The edge of my senses picked up a slight breathing sound—Mary K. She sat, as motionless as a doll, her open eyes unseeing, in the shadows of the corner. Without thinking, I quickly called up spells of distraction, of turn-away. If Selene looked at Mary K., I wanted her to shift focus slightly, to see nothing, to not remember my sister's presence.
Hunter and Selene were facing each other, and suddenly Hunter surprised me by snatching up a crystal globe from a shelf and humming it at Selene. Her eyes widened and she stepped sideways, but the globe hit her shoulder with an audible thunk. In the next instant she flung out her hand and an athame flew across the room, straight at Hunter. It reminded me too much of that awful night weeks ago, and I flinched, but Hunter deflected the knife easily, and it glanced off a lamp and fell to the ground.
What could I do? I had no experience at things whizzing through the air—I had never practiced controlling physical things like that. In this battle I would need to use magick and magick alone. I would need to use my truth.
I saw Hunter pull out his braigh, the silver chain that was spelled to prevent its wearer from making magick. Coupled with some spells, it was enough to stop most witches.
But Selene merely glanced at Hunter with contempt, dismissing his threat and turning to me. Walking quickly across the room, she said, "Morgan, stop this foolishness. Call off your watchdog. You have it in you to be one of the greatest witches of all time: you are a true Woodbane, pure and ancient. Don't deny your heritage any longer. Join us, my dear."
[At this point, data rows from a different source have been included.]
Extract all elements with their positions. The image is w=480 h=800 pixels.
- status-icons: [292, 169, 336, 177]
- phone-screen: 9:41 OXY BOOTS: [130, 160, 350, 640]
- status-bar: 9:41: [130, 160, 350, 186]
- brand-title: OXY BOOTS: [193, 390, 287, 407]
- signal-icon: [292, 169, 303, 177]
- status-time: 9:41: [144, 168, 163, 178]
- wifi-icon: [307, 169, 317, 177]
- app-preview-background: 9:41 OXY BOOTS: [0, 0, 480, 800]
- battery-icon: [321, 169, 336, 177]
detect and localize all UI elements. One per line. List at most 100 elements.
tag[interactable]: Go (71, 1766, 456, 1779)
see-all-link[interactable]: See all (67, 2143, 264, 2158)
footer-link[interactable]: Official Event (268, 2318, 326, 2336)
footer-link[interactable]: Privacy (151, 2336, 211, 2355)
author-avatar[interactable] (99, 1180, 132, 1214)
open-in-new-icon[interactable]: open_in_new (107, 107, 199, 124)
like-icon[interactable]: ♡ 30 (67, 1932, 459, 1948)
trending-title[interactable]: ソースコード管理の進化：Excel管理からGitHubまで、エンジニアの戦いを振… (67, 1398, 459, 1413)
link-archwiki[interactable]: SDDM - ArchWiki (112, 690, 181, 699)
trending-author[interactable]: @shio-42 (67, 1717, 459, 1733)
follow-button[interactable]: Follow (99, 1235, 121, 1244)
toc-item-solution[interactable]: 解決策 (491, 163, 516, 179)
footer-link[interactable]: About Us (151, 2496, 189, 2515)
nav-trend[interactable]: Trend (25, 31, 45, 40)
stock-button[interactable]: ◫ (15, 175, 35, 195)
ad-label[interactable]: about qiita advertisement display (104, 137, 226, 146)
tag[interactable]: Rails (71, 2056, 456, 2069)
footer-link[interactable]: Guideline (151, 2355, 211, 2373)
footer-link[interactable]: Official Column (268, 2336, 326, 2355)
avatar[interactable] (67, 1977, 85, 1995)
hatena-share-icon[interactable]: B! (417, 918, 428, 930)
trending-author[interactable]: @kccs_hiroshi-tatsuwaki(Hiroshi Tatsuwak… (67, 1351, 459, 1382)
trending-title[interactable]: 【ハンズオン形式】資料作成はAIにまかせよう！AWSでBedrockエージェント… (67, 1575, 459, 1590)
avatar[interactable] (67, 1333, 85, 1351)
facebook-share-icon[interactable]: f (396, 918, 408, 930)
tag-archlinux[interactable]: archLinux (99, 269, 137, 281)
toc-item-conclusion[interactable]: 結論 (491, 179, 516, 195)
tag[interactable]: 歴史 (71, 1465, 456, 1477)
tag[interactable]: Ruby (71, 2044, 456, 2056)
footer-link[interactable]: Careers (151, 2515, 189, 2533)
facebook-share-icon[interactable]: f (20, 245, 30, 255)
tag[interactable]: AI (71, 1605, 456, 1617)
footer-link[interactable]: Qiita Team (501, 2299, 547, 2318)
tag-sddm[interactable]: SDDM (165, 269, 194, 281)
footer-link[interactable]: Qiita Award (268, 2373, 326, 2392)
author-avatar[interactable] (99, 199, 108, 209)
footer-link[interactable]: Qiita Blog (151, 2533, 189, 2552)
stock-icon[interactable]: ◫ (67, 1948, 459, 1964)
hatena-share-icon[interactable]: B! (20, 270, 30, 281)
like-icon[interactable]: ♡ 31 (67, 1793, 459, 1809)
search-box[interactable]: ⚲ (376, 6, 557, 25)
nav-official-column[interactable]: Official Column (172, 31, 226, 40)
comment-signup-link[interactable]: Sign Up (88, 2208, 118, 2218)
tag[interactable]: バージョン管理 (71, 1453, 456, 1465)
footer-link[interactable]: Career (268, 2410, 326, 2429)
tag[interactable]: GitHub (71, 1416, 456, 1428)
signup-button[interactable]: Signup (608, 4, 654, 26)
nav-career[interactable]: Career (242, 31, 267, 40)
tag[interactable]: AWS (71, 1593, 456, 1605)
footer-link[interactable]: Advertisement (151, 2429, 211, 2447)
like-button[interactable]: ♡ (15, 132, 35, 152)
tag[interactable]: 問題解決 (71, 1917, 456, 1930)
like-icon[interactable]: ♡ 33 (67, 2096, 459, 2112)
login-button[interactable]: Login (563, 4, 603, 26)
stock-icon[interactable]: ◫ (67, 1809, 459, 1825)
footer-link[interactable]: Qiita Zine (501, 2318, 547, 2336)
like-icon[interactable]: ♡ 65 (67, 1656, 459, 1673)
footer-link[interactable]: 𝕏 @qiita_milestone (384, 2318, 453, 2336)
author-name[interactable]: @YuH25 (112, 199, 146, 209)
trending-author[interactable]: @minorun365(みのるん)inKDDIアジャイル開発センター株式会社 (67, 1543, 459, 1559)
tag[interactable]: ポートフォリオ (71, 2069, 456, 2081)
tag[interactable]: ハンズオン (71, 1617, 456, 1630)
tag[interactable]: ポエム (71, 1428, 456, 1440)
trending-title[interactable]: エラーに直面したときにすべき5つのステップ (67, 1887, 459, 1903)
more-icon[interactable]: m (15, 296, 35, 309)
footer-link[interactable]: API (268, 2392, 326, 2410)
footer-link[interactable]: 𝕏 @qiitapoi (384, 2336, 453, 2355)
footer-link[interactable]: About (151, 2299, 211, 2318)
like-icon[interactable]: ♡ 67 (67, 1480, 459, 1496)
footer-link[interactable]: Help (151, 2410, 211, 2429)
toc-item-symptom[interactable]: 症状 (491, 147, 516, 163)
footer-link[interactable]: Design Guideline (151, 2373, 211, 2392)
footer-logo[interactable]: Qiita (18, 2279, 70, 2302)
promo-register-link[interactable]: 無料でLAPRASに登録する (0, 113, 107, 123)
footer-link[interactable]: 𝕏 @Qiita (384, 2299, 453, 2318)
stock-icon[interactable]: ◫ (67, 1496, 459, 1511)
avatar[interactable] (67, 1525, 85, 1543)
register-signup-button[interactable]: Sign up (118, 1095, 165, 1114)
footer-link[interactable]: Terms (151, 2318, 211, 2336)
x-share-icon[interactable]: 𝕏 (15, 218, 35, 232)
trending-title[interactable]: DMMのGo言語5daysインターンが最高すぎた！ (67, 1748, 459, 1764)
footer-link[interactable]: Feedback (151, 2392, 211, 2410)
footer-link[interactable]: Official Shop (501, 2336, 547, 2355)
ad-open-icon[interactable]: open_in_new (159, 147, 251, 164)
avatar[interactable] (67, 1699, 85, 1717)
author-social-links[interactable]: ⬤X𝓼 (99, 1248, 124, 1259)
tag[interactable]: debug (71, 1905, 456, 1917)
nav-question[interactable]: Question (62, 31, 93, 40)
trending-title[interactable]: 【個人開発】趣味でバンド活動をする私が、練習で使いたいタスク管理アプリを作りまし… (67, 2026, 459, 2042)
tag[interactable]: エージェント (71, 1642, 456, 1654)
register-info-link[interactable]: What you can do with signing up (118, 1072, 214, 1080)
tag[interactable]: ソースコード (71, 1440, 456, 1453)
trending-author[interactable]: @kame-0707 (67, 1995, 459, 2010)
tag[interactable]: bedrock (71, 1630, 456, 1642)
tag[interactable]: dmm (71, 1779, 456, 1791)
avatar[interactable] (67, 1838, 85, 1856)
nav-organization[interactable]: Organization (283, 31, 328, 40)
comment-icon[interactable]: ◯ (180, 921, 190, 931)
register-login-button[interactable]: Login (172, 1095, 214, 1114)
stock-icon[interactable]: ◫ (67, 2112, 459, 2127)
"No, Selene," I said. Inside me, I consciously opened the door to my magick and with a deep, indrawn breath allowed it to flow. The first strains of a power chant began to thread their way into my mind.
Her beautiful face hardened, and I once again realized what I was up against. Hunter had said that Selene had been wanted by the council for years—that she had been implicated in countless deaths. Clinging to calmness, I nevertheless wished every member of the council would suddenly burst through the open door, capes waving, wands brandished, spells spouting from their lips. Coming here alone had been desperate. It had been crazy. Worse, it had been stupid.
Hunter began moving on Selene. His lips were moving, his eyes intent, and I knew he was starting the binding spells he used as a Seeker. Seeming bored, Selene barely waved a hand at him, and he stopped still, blinking. Then he started forward again, and again she stopped him.
With my mind I reached out, closed my eyes, and tried to see what I felt was there. I saw that Selene was putting up blocks and that Hunter was working through the blocks— but not as quickly as she was able to put them up. I also saw the first thin ribbons of my power spell coming to me, floating toward me on the winds of my heritage. I reached out for them, but Selene interrupted me.
"Morgan, don't you want to know the truth about how your mother died?"